Another ONAM passed by bringing back memories of the lovely SADYA, the family get-togethers, the POOKALAM and what not. So whats this ONAM all about? When the older generations try to pray and welcome the legendary King Mahabali, for the younger generation its all about King Maha being lashed out by a dwarf.
In this world of jeans, capris, high-heels, computers all around and Englishmatic Malayalam being widely considered as the official language, do you think the current generation has lost the idea of whats ONAM is supposed to be?
Girl 1: Hey ya its ONAM today, Happy ONAM.
Girl 2: Cut the crap, I hate this.

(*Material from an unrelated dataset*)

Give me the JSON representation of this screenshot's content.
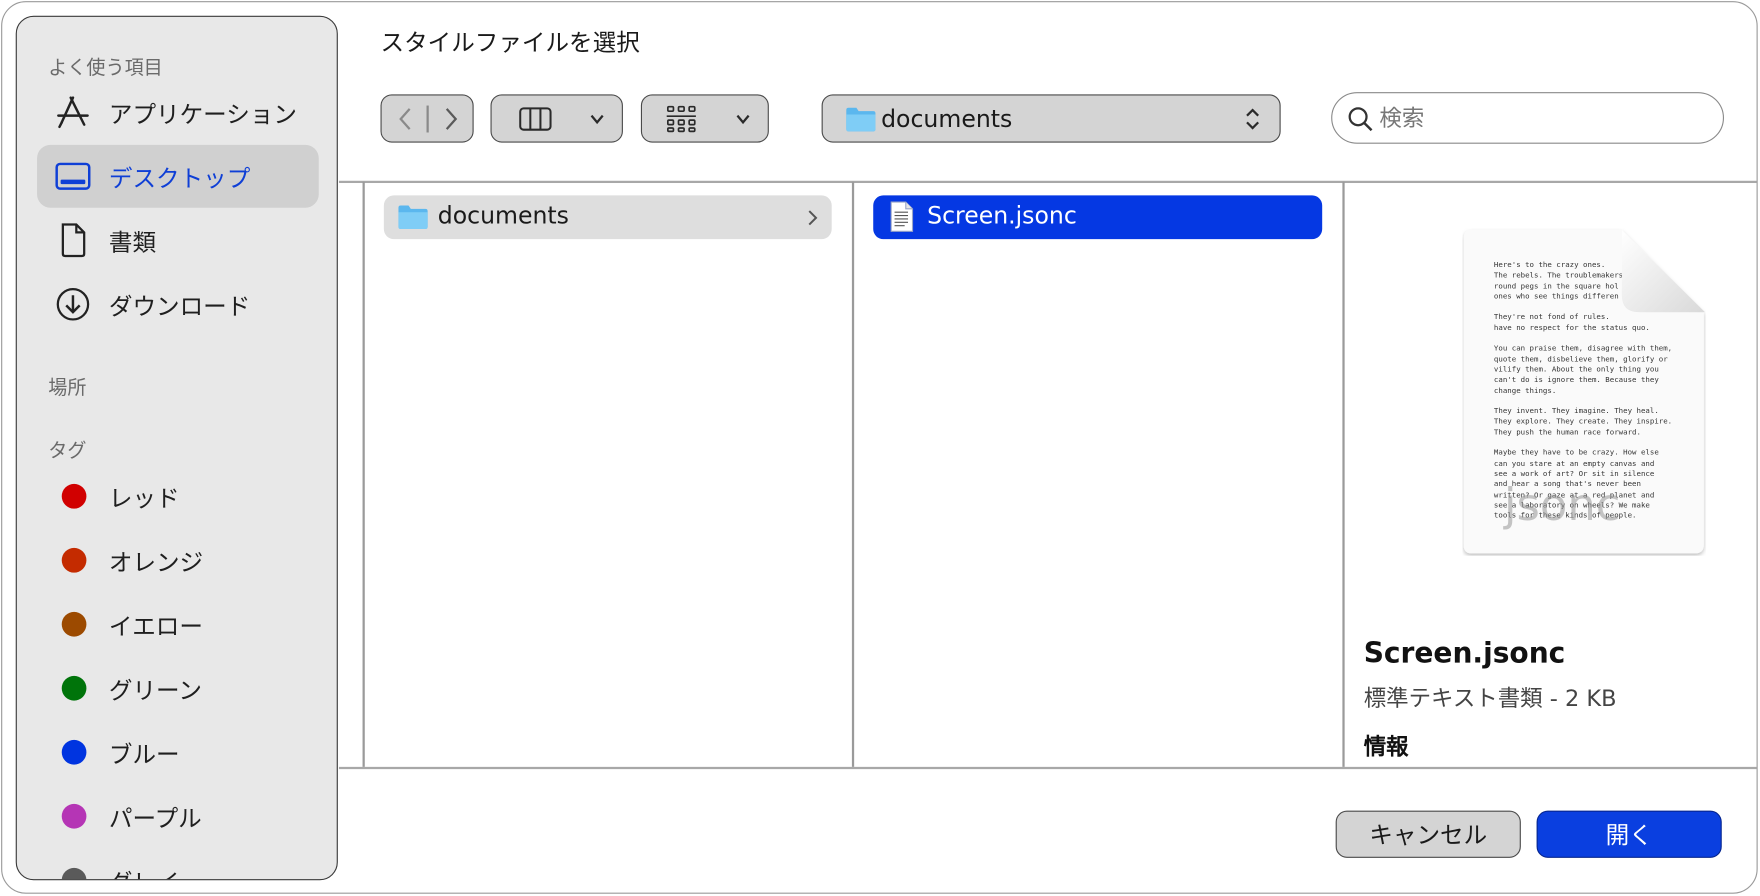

I was forced to wear a SET MUNDU to the temple, which i was really uncomfortable at. The only positive being the local boys did get a glance.
Girl 1: Ya ya, but i wore a jean, it does not make sense wearing a SET MUNDU. But the Pookkalam was pretty good.
Girl 2: POOKALAM!! What the holy shit is that? Oh you mean Rangoli, oh ya it was ok, but from a distance i felt someone had a stomach upset, if you know what i mean. But what on hell is all this Rangoli and celebrations for? Is the king gonna come and see all this?
Girl 1: Its supposed to be the tradition you see. But do you actually believe there existed such a king who was really generous to his pupil and who preached equality, without showing any discrimination between the rich, the poor, caste or creed.
Girl 2: Neither do i believe such a king existed, nor do i accept the fact that he was outwitted by a dwarf.
Girl 1: Ya ya, his name is Vamana (Prounounced as Vhe-Maana). This dwarf was being sent to outwit the king i suppose. He asked for 3 footsteps of land, and the dwarf had this unique ability of enlarging himself like you see in Indiana Jones movies. In two footsteps he could cover the entire Earth.
Girl 2: Oh is it, do you know the entire story?
Girl 1: Ya. Legend goes that there existed this king MAHA, who was praised well amongst his pupils. Probably Vishnu got angry over this as most of his disciples eventually became a fan of MAHA, like politicians shifting parties.
Girl 2: Sounds interesting.
Girl 1: So he came down to MAHA in the form of a dwarf and asked for 3 footsteps of land. MAHA agreed to the request and asked the dwarf to go ahead and place three footsteps where ever he felt like. MAHA underestimated this dwarf.
Girl 2: Ya its like this guy in college, whom everyone underestimated and he ended up in one of the IIT’s.
Girl 1: Hmm. The moment MAHA agreed, Vishnu (An ex-microsoft Employee) opened up his WORD document, did a VIEW, ZOOM – 10000 percent, and there goes he got enlarged.
Girl 2: This is probably where the essence of computer knowledge comes into picture you see. What happens next?
Girl 1: By placing 1 footstep, the entire EARTH was covered and the second step took the dwarf to the heaven. MAHA had to bent down so that Vishnu could place his third step on MAHAs head.
Girl 2: Holy crap? This is like Adam Gilchrist hitting Sreeshanth all over the ground.
Girl 1: Hee Hee. MAHA bent down and Vishnu stamped him hard, and i think he ended up in the streets of Mumbai.
Girl 2: Mumbai is a place of no return you see.
Girl 1: True, but he can return to Kerala once in a year i guess.
Girl 2: Hmm. Good Story. Looks like my mom is gonna prepare some weird items like KALAN, OLAN, AVIYAL, dont even know what they mean. I would have preferred a PONNUSAMY Meals instead. You know what i mean. Anyway, lets get out of this traditional mood. Thanksgiving is coming up, which I’m planning for a blast indeed.